Methods: We systematically searched PubMed, Embase, and Scopus for phase III randomized controlled trials (RCTs) leading to BC drug approval between 2013 and 2023 that had available hazard ratios (HRs) for outcome according to ethnicity. We excluded nonrandomized studies. We compared the three most represented ethnic groups, Whites, Asians, and Blacks, among themselves and with other underrepresented groups (UGs). The pooled HRs and 95% CI in ethnic subgroups were calculated using a random-effects model, and the heterogeneity between the estimates was assessed with an interaction test.
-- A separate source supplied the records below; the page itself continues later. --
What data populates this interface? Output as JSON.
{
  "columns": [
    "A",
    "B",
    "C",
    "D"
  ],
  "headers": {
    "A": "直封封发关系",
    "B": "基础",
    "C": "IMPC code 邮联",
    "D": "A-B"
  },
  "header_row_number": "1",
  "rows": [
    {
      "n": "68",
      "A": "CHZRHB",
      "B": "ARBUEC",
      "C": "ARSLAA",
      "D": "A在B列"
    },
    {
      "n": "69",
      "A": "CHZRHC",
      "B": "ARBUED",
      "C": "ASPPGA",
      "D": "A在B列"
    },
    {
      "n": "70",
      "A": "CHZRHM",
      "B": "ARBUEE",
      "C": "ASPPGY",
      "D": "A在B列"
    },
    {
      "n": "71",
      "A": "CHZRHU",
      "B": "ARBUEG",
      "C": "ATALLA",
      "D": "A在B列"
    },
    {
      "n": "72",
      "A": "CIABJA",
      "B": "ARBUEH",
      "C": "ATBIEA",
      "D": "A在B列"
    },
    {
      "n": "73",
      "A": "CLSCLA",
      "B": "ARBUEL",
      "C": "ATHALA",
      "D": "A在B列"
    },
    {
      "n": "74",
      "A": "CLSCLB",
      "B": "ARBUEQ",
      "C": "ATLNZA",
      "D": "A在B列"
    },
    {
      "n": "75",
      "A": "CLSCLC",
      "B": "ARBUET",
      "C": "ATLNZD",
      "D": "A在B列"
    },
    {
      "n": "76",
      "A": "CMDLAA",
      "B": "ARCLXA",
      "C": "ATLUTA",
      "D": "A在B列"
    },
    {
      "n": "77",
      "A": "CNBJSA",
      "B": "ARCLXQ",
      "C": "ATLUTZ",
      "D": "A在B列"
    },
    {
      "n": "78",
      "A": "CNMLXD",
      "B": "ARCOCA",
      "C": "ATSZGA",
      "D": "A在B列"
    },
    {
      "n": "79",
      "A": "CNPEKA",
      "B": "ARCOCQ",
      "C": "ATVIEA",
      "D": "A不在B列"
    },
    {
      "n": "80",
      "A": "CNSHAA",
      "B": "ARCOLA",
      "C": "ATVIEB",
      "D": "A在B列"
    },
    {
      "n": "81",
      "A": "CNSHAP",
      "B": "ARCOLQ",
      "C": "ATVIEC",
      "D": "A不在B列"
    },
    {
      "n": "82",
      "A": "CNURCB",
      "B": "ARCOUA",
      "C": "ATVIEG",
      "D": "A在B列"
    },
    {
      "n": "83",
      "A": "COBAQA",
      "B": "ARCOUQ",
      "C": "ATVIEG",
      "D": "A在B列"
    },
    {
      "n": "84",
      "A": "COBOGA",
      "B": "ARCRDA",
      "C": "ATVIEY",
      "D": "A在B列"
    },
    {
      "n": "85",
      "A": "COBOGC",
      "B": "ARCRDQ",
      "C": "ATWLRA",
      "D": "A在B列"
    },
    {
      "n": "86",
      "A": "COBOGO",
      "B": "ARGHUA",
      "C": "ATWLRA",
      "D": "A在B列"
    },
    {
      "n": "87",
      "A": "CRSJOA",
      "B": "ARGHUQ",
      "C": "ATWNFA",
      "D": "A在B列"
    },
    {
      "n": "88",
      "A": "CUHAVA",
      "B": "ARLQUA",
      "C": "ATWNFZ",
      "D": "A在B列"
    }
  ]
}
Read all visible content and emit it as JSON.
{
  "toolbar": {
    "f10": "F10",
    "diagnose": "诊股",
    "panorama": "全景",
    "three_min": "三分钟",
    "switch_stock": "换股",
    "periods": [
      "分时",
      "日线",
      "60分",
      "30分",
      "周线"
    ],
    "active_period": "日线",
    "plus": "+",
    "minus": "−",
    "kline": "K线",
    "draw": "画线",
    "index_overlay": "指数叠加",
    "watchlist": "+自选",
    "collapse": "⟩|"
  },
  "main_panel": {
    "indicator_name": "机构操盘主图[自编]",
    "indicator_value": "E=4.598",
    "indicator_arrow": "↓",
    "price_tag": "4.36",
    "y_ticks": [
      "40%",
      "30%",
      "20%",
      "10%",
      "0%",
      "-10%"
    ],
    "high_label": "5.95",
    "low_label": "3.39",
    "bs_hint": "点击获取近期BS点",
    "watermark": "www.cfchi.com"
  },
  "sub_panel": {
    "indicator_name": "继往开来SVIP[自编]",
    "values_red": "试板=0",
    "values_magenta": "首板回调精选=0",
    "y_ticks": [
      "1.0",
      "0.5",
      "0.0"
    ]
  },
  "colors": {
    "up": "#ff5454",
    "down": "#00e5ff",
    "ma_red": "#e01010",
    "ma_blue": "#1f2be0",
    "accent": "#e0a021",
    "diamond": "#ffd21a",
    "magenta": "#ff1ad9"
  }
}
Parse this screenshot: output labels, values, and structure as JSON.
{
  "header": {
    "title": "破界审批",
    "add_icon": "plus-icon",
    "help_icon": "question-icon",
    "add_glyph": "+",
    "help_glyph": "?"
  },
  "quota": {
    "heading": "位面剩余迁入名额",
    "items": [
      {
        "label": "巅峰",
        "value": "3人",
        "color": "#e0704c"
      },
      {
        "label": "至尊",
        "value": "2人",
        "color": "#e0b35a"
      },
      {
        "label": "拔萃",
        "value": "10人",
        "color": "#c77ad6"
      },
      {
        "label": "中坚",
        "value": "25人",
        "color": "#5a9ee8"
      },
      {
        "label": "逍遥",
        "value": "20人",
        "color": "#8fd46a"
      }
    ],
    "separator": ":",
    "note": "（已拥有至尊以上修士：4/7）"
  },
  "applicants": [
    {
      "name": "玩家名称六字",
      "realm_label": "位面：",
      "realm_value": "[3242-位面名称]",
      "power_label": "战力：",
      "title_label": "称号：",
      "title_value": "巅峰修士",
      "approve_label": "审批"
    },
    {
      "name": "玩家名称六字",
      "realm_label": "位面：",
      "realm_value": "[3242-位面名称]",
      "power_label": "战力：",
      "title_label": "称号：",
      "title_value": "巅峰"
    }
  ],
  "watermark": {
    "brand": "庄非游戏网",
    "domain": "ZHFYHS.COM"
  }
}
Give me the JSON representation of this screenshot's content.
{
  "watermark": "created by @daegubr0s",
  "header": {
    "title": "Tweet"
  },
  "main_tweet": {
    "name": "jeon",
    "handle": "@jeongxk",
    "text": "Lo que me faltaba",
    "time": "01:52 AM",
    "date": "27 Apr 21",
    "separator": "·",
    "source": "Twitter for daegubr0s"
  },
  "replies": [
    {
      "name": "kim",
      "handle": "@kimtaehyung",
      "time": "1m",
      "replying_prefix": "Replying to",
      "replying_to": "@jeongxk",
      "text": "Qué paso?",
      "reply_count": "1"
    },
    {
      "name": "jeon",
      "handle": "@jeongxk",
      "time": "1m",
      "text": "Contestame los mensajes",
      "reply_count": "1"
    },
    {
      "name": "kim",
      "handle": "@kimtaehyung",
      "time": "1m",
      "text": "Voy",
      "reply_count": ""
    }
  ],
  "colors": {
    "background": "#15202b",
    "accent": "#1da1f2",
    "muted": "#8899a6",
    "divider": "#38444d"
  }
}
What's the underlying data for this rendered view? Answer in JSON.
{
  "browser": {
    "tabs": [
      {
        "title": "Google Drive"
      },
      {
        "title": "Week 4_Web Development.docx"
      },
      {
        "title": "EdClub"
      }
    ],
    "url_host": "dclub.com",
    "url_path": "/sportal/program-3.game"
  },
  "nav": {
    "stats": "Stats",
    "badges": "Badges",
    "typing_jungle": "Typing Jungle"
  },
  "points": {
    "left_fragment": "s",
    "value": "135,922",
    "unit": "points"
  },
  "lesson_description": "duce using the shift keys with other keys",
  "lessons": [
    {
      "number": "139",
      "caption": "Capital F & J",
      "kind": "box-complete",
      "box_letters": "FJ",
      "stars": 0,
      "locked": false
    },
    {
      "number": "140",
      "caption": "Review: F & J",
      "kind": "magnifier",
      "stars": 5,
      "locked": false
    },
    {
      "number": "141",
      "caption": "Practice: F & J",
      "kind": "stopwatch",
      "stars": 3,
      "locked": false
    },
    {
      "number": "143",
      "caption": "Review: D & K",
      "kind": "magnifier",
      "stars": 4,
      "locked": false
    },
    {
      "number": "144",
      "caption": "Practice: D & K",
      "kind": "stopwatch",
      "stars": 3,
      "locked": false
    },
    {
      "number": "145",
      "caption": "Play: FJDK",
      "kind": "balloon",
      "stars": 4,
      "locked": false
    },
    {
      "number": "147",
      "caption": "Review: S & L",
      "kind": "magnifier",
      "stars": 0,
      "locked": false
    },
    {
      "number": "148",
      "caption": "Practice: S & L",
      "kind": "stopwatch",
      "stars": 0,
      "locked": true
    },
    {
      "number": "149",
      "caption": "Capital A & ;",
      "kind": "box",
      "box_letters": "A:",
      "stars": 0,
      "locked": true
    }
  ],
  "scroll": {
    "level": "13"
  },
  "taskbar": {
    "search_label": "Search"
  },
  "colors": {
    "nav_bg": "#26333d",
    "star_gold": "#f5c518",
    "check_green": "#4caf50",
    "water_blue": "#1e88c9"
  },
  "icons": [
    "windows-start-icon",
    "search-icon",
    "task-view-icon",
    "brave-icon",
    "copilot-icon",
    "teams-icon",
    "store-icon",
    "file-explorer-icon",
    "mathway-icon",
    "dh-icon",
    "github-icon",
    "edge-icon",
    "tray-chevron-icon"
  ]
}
Results: Among 23 selected RCTs (14,000 patients) in the aBC setting, 20 provided HRs (95% CI) for progression-free survival (PFS) in the subgroup of Whites, 17 for Asians, four for Blacks, and 23 for non-Asians (Whites + all non-Asian UG) or non-Whites (Asians + all non-Asian UG). Risk of bias was low for all the included RCTs. The HRs for PFS with experimental versus control drugs were 0.62 (95% CI, 0.57 to 0.68) for Whites, 0.54 (95% CI, 0.44 to 0.66) for Asians, and 0.54 (95% CI, 0.34 to 0.85) for Blacks with no significant interethnic difference (P = .233 for Whites v Asians, P = .564 for Whites v Blacks, P = .992 for Asians v Blacks). Similarly, Whites versus non-Whites and Asians versus non-Asians showed no significantly different magnitude of benefit (P = .406 and P = .226, respectively). No differences were observed in eBC trials either.
Conclusion: These results offer reassurance for the broader applicability of clinical trial results despite ethnic imbalance.